For future reference, I just spent hours going insane, trying to figure out why I couldn't use Docker. I'm on Windows 10 and I needed to enable virtualization. So if you need to do that, google "enable virtualization windows 10" and it should help you.
You might have a look at PhantomJS. It's a headless browser that should allow you to render and then save pages, then scrape the saved page, with tables now in HTML.
Take a look at decapitated via gitlab.com/hrbrmstr/decapitated (or github for legacy code sharing service users). It's much less complex than splashr and may get you what you need.
phanotmjs is also in "perhaps the community will keep it going" mode ever since headless chrome (what decapitated uses) came on the scene.
I'd strongly suggest (for a number of reasons) using the decapitated::download_chromium() function.
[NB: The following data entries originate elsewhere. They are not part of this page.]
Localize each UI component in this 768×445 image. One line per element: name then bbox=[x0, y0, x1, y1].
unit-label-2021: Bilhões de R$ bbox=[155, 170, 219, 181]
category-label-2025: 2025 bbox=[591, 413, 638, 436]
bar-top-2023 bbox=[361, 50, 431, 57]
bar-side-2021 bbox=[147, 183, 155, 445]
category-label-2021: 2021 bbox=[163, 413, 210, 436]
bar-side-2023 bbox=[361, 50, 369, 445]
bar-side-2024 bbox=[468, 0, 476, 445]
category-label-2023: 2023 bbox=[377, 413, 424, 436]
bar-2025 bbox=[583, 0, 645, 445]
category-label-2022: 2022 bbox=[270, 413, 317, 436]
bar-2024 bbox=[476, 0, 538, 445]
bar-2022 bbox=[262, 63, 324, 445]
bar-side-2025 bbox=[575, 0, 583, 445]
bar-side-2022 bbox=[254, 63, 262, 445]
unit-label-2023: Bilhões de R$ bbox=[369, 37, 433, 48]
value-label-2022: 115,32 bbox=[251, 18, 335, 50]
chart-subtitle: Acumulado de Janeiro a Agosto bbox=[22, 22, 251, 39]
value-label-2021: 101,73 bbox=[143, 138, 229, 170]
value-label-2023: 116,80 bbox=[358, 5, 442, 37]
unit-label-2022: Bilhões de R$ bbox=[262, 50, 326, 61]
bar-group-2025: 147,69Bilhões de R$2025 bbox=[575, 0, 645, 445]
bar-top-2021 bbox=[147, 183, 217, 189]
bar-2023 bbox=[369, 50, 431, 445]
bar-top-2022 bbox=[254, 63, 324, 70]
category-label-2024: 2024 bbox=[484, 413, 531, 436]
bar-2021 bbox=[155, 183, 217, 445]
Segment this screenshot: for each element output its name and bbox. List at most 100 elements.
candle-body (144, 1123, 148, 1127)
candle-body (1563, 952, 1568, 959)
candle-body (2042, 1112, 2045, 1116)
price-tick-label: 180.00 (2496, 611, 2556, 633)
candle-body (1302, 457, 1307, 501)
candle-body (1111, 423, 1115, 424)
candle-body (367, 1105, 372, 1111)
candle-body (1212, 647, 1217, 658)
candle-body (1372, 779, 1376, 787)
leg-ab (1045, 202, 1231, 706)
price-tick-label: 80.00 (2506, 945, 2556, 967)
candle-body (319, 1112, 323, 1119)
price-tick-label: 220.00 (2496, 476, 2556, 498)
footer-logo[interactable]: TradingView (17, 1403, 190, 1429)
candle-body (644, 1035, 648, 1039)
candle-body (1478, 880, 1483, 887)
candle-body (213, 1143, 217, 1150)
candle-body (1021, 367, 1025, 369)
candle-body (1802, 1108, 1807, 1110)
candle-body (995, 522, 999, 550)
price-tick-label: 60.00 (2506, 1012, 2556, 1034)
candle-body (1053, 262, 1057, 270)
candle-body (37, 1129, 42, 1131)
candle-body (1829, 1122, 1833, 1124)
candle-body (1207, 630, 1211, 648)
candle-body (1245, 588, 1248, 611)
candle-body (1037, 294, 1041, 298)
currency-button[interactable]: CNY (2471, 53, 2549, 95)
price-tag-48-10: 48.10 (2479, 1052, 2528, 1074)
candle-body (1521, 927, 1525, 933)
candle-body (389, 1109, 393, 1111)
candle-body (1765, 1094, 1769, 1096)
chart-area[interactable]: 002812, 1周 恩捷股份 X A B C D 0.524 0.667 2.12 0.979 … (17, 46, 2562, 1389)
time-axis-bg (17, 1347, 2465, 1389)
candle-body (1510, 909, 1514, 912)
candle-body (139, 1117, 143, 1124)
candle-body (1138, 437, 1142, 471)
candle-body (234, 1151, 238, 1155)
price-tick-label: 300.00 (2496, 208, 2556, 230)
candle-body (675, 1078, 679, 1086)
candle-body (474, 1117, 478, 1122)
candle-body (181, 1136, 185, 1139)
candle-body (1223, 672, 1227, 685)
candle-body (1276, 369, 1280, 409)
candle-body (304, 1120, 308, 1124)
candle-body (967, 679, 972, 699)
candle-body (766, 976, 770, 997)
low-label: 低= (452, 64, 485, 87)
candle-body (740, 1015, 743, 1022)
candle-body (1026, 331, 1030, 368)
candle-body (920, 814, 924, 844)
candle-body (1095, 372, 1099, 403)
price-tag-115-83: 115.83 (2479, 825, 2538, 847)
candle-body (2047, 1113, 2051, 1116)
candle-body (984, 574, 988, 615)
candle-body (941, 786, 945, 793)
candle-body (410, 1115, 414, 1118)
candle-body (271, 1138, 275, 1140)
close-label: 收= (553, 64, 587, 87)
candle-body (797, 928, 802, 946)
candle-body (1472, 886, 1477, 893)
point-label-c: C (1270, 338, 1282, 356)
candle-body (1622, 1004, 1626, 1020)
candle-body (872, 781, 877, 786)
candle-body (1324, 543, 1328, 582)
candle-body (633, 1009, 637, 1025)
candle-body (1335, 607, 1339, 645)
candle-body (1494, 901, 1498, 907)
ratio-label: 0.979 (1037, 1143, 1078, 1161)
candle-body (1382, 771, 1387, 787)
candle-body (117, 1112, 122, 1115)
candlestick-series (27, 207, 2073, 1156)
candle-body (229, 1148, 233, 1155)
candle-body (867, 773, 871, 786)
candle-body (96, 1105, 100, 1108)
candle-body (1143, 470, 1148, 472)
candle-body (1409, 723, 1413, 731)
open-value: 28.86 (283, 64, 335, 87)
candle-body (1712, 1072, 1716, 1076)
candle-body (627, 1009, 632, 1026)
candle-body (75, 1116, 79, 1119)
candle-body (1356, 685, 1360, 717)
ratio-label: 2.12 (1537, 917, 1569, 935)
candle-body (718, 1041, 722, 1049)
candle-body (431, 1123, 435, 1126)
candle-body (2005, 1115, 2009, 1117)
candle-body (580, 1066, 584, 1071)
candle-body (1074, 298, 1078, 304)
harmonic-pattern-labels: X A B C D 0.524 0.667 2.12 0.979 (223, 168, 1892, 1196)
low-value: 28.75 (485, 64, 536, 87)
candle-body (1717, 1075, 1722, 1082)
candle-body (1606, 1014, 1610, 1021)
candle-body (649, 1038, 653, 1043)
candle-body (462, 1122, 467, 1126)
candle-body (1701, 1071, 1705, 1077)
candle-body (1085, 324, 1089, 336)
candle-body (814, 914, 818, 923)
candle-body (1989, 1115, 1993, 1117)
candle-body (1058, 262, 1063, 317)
After doing to, it will tell you the environment variable setting you need to add to ~/.Renviron. That way the browser automation ops are kept separate from your main Chrome binary so there's no possible corruption of your own Chrome profile and no chance it will ever not be "headless" (and also means you can ditch the Google-spying Chrome and use the far superior Firefox Developer Edition
At this point I'd probably recommend using hrbrmstr's decapitated package he linked above, which is less of a pain than the other options. Install the package, configure it (meaning probably use the helper to install chromium, set the environment variable in ~/.Renviron, and restart R), and then you can use chrome_read_html to grab and xml2 object you can parse normally with rvest.